A darker shadow detached itself from the forest’s gray twilight, hurtling into the vaguely-circular clearing like a creature possessed. There was no cry of challenge preceding its arrival, but Valka was no less certain that this must be Fell. The glade quickly became an arena as the black stallion’s body clashed with hers, his advantage in height and weight forcing the stockier mare to yield. She was pushed back nearly a full body’s length, hooves scrabbling for purchase in the cold-hardened soil. One of Fell’s own hooves missed a short copper leg by the barest of inches. His jaws descended, closing over the nape of her neck. He wasn’t big enough to pick her up, but it wasn’t unlike being grabbed and shaken in the jaws of some much-larger predator. A bear, perhaps.
Twisting away — and feeling a telltale trickling of warmth where her skin departed with his teeth — the skjaldmær grunted. She was somewhat unnerved by her opponent’s silence, but chose to adopt the tactic for her own, as well. Knowing that she would be expected to withdraw, the shaggy chestnut drove forward instead. Her teeth sought to grasp the tender skin of the taller creature’s elbow, one leg lifting for a quick kick at the same leg. By then the stallion twisted around, his teeth seizing a hank of her mane and pulling. A few hairs pulled loose immediately, but the rest held firmly to her neck, the sharp ache of their protest a background noise that the small woman ignored.
Leashed to the tight clamp of his jaws, Valka whirled and snapped a quick series of bites at his muzzle and face. Her small ears had flattened into the pale tangle of hairs just behind them, and her dark eyes were wild with anger and grief. That pain — the pain of Solomon’s loss — was what enabled her to ignore any physical blow. For the moment, she had become a berserkr, untouched by pain and unswayed by strength. Had he given her the opportunity, the Yakut would have fought with Fell until one or both of them was killed. As it was, the shadowed male pulled back from her. Not a retreat, but a slight distancing of their bodies. Just enough to make her pause and consider him, too.
Valka would not have remained still for long; the fury sung too loudly in her veins. But when those amber eyes narrowed slightly and the tip of his tongue poked out from between his lips, she was taken aback. Not infuriated as the stallion had likely intended, but confused and even annoyed. It was a childish gesture in the face of a serious and deadly game. Either this Fell was insane, or he could not comprehend the stakes that he faced. And regardless of which was the truth, it was unlikely that he’d played any part in the death of the Cove’s ruler.
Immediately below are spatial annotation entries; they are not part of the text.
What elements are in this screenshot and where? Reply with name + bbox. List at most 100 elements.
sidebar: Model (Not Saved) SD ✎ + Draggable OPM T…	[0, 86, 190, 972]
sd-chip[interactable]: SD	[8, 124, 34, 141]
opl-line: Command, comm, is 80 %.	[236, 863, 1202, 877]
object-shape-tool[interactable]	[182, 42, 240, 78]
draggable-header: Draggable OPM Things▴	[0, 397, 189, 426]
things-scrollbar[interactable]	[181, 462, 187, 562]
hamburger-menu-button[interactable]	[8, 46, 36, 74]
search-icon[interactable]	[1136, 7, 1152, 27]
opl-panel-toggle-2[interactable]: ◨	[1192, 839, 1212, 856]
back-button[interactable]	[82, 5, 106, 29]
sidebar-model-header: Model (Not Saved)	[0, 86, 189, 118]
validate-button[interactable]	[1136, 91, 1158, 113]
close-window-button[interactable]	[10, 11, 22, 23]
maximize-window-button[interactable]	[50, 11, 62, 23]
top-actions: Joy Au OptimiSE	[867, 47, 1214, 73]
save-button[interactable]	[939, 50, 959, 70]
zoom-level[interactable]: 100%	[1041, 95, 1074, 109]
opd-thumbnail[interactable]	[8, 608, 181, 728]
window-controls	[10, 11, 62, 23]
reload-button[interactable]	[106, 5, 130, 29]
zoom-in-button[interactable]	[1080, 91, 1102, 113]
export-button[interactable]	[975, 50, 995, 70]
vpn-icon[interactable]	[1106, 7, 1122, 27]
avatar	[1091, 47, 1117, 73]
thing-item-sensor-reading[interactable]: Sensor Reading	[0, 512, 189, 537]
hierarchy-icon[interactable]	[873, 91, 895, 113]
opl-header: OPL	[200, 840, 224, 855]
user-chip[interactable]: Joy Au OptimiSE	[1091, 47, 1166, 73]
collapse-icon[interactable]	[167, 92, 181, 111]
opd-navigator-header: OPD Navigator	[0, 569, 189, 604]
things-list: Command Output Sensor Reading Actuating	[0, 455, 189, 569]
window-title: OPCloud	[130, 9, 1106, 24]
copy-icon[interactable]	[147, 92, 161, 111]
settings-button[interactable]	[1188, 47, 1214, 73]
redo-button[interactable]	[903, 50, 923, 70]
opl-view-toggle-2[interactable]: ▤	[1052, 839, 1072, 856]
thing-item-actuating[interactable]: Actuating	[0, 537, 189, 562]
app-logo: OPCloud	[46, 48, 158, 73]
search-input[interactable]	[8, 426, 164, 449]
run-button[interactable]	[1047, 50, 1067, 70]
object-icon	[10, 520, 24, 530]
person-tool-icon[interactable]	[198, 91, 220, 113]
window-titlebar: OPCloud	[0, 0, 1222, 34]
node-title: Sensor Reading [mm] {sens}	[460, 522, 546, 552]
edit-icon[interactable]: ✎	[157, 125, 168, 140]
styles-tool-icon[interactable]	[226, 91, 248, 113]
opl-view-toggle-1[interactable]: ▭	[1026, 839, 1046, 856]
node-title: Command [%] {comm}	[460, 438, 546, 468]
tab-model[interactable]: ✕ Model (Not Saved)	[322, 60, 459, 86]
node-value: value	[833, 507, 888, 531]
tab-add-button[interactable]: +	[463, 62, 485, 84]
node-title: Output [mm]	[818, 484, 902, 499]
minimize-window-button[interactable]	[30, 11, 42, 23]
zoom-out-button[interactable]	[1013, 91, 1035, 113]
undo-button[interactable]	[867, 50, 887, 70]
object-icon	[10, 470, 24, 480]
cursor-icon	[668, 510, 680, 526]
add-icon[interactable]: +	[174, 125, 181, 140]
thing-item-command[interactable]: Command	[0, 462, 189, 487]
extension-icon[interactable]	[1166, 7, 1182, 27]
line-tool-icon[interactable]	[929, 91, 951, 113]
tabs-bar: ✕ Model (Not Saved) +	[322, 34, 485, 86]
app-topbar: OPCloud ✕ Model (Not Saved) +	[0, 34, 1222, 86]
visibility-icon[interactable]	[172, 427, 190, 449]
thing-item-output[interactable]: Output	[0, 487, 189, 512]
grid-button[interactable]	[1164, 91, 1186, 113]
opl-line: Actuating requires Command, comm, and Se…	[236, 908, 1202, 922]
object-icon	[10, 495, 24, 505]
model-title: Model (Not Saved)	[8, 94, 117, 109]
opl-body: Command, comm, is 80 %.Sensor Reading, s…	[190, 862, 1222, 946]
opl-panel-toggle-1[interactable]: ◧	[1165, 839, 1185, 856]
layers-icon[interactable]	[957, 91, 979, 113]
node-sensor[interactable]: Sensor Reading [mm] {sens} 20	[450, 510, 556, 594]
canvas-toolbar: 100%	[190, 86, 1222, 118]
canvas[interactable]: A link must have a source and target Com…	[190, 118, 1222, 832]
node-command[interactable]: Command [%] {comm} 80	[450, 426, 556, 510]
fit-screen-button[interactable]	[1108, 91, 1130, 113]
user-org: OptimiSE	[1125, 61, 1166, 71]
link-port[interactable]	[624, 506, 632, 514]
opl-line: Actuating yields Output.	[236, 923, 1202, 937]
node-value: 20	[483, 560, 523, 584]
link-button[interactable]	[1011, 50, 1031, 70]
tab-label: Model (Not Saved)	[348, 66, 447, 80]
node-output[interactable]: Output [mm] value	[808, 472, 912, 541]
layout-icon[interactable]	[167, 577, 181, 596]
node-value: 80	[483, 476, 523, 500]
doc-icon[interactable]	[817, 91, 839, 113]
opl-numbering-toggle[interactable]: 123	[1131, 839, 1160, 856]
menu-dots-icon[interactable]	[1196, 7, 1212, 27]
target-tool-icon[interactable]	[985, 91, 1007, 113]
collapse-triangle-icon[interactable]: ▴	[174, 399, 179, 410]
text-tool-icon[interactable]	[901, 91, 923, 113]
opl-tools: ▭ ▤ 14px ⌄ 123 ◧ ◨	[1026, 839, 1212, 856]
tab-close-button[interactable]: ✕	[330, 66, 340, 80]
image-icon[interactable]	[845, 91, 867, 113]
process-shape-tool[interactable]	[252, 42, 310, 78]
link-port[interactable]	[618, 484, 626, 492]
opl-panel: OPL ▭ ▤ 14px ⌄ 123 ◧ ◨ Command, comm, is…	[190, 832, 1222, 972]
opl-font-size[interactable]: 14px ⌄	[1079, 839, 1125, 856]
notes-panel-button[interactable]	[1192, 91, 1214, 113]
Still, Valka was pissed. She wanted — no, needed to hurt someone. To push even a tiny fraction of the pain she felt onto someone else, and make it that much easier to bear. And while she wasn’t the sort who made a habit of preying on others without cause, this creature made it all too easy. Fell would undoubtedly charge at her again when he was done with his ridiculous theatrics, and the skjaldmær would respond in kind. Any guilt that she felt — any image of Solomon’s disappointed expression if he was watching her now — could be buried beneath the excuse of him having made the first move.
Teeth bared, Valka followed the beast with her dark gaze, well on her way to becoming exactly the sort of monster she’d once hated.